Triple Therapy for Squamous NSCLC Provides Clinical Benefits in Real-World

The HTML2 The study included in this report was published on researchsquare.com as a preprint, and has not yet been peer examined.

The Most Important Takeaway

  • Combining the immunotherapy sintilimab with paclitaxel/nab-paclitaxel and platinum-based chemotherapy appears to be as effective as when adding it to a gemcitabine-based regimen in squamous cell non-small cell lung cancer (sqNSCLC), suggests a real-world analysis.

Why this is important

  • Numerous studies have demonstrated the antitumor efficacy of immune checkpoint inhibitors in combination with paclitaxel/nab-paclitaxel and platinum-based chemotherapy in the first-line treatment of sqNSCLC.

  • While the anti-programmed death (PD)-1 monoclonal antibody sintilimab was shown to have a powerful antitumor response, the ORIENT-12 randomized controlled trial combined it only with gemcitabine and platinum-based chemotherapy.

  • The current results suggest that combining sintilimab with paclitaxel/nab-paclitaxel and platinum-based chemotherapy could be a novel option for the treatment of sqNSCLC.

Study Design

  • Researchers looked over medical records of patients diagnosed with stage IIIB-IV of sqNSCLC or without EGFR and ALK mutations, who started treatment in January 2019 and continued until January 2021.

  • Patients were treated with first-line sintilimab plus paclitaxel/nab-paclitaxel (sintilimab-TP) or sintilimab plus gemcitabine (sintilimab-GP), plus platinum-based chemotherapy.

  • Information on demographics of patients and performance status, PD-ligand1 expression, tumor response, and adverse events was gathered as well as the progression-free and overall survival were calculated by using the Kaplan-Meier method.

Key Results

  • Patients in the sintilimab TP arm received a median dose of four doses, while patients in the sintilimab GP arm received six doses.

  • After a median follow-up of 12.1 months the median survival rate without progression was 10.9 months for the sintilimab-TP group and 7.7 months for sintilimab GP ( P =.24). Median overall survival was 20.1 months and 16.3 months and 16.3 months, respectively ( P = .46).

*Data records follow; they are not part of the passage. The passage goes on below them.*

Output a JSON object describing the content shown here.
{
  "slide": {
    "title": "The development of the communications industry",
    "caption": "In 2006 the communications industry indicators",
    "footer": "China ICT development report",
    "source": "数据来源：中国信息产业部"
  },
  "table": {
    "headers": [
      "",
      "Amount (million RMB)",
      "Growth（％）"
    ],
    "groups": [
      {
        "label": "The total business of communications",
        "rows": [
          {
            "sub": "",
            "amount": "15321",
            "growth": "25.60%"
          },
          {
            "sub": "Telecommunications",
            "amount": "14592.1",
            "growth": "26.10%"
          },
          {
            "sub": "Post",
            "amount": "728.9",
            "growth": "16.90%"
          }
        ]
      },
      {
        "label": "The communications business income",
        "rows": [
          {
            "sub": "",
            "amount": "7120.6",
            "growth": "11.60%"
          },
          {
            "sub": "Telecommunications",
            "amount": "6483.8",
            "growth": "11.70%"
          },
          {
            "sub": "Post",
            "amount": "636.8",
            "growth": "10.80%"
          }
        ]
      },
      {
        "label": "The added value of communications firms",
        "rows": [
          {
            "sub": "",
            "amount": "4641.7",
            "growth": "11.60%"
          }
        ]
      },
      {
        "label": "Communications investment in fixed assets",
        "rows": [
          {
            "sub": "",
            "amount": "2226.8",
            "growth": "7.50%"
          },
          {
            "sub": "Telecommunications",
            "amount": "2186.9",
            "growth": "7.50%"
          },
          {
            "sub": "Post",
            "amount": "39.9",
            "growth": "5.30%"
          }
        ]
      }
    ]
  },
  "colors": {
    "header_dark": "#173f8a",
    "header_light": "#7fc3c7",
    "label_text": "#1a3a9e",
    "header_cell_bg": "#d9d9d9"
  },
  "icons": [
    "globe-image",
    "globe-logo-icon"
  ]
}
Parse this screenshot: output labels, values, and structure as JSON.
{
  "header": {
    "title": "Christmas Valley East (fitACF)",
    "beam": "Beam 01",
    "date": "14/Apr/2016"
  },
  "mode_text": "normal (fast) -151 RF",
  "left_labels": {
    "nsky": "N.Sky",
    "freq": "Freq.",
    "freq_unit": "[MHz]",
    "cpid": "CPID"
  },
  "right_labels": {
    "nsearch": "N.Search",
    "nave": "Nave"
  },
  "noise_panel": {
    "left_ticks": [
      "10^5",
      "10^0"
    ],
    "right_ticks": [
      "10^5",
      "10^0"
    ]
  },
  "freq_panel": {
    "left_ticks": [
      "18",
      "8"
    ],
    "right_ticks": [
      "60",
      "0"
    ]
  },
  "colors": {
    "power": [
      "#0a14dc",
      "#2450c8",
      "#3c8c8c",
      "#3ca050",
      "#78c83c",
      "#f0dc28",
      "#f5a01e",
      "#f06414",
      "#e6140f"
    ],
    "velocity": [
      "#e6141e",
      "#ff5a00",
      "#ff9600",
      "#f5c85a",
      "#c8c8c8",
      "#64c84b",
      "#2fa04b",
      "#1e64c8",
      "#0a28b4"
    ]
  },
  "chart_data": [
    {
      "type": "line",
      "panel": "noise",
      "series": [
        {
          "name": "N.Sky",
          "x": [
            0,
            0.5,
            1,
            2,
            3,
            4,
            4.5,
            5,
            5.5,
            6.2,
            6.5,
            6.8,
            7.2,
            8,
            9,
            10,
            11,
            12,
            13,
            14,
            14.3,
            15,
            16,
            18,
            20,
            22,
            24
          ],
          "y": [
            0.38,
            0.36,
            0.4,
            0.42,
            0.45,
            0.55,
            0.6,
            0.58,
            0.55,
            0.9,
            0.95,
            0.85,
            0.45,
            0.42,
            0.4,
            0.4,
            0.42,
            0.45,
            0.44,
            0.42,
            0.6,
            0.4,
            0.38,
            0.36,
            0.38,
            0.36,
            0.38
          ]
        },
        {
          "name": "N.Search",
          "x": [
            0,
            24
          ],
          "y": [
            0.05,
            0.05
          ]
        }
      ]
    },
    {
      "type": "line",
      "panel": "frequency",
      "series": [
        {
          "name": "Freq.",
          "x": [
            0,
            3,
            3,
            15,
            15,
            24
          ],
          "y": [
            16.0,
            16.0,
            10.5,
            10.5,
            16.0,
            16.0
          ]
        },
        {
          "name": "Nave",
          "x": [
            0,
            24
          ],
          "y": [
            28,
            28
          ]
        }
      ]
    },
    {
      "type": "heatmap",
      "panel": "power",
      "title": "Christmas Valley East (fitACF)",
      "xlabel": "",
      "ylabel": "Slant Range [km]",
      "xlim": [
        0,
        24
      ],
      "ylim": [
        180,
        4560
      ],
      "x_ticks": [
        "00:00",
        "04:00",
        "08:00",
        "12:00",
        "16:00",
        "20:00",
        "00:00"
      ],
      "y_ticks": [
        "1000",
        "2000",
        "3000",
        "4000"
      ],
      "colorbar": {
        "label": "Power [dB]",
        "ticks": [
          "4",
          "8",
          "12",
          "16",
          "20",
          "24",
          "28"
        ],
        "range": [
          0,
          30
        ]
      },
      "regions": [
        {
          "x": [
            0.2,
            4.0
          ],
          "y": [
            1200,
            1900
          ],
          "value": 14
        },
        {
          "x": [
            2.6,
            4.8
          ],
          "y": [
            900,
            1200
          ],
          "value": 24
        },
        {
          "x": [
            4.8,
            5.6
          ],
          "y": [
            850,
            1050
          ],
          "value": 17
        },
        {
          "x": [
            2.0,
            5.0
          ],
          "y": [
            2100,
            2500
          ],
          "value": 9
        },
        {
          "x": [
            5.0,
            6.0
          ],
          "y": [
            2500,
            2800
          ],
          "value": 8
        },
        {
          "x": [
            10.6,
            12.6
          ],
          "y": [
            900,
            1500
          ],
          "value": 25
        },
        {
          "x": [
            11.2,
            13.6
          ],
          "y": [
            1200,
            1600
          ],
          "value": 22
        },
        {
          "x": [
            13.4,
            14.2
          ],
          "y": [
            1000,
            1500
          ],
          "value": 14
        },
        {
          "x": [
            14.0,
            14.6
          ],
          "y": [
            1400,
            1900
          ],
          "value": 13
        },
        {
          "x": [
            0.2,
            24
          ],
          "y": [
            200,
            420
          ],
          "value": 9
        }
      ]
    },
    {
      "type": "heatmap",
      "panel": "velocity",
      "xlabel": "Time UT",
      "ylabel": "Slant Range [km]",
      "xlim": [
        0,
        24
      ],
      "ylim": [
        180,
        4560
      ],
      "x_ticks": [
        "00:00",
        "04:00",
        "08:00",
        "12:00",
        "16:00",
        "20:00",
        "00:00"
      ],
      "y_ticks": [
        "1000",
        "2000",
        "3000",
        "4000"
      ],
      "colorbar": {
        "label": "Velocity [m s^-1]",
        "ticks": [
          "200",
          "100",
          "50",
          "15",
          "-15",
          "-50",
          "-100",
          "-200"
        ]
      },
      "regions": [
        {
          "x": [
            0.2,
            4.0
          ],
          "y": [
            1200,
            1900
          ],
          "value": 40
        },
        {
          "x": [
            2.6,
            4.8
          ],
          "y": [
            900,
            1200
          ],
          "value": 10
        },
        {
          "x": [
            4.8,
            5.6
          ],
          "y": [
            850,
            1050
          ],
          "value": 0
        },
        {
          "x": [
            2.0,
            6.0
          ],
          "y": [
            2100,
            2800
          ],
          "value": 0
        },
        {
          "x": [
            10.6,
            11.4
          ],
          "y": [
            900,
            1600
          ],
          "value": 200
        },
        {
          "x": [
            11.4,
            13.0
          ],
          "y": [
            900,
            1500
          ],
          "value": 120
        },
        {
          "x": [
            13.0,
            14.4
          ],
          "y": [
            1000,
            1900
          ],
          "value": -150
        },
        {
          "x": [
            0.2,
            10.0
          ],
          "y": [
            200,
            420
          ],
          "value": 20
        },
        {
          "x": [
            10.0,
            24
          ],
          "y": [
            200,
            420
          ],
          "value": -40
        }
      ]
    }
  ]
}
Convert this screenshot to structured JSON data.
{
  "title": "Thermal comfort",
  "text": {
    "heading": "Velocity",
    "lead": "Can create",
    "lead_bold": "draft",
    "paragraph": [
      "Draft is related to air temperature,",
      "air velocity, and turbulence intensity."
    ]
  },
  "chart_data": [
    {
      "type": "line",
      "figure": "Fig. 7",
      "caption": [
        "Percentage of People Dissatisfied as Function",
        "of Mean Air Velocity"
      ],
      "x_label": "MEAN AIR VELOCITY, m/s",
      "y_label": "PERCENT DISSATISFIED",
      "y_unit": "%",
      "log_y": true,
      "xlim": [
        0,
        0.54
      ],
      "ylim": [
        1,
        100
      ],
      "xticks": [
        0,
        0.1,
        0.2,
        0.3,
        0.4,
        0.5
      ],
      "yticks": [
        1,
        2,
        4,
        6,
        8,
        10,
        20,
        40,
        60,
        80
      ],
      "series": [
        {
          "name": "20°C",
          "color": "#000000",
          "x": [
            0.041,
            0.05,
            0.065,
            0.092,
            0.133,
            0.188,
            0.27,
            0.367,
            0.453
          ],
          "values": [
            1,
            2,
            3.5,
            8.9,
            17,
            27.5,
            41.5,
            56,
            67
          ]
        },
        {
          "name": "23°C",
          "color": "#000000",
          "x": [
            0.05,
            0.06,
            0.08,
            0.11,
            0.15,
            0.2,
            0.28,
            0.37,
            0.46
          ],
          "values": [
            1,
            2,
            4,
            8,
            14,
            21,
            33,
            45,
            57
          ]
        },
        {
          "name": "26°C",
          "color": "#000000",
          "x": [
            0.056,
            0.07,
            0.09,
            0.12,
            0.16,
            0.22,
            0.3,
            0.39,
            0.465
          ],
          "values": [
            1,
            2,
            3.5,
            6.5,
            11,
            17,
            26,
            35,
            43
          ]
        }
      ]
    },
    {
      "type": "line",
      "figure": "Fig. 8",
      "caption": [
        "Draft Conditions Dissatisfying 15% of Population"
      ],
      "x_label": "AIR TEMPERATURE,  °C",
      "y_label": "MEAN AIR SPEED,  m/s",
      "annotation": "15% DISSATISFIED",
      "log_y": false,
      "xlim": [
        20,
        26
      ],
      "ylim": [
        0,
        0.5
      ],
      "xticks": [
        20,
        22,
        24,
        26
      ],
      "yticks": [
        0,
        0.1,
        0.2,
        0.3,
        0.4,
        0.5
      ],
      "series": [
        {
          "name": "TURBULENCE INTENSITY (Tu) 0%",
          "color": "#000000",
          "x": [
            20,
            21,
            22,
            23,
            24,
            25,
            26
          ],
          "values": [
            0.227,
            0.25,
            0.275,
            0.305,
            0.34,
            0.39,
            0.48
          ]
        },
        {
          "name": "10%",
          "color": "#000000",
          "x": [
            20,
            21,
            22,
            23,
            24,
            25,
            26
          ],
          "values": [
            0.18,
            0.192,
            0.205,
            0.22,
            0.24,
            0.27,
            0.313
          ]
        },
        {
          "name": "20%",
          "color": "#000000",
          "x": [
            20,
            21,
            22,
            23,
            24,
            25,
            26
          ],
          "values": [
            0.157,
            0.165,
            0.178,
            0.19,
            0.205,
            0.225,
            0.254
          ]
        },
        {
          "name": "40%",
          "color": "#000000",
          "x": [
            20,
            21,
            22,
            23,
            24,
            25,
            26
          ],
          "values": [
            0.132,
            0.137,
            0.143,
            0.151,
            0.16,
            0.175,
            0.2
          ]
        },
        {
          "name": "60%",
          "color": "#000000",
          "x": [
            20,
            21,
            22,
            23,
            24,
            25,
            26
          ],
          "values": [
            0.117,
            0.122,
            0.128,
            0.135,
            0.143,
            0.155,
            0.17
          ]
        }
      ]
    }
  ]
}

  • The overall response rate was 59.4% in patients given sintilimab TP vs. 40% in in the sintilimab GP arm. The disease control rate was 93% and 95.0 percent, respectively.

  • Grade 3 or higher adverse events were noted in 37.5 percent of patients receiving sintilimab-TP and 55.0% of those treated with sintilimab-GP. The most frequent were anemia and decreased white blood cell count.

Limitations

  • The study was limited due to its observational and retrospective design, as well as its small sample size, the authors note. The follow-up time was also short.

Study Disclosures

  • The study was supported by State Key Laboratory of Respiratory Disease-The Open Project, Fundamental and Applied Fundamental Research Project of City-School (Institute) Joint Funding Project, Guangzhou Science and Technology Bureau, and Zhongnanshan Medical Foundation of Guangdong Province.

  • No relevant financial relationships declared.

This is a synopsis of a preprint research study “Sintilimab with Chemotherapy: The First-Line Treatment For Locally Advanced Or Metastatic Squamous Small-Cell Lung Cancer: Real World Data Study,” published online by Medscape on October 25. The study was led by Chengzhi Zhou, PhD, professor, First Affiliated Hospital of Guangzhou Medical University, Guangzhou, China. The study has not yet been peer reviewed. The complete text is available at researchsquare.com.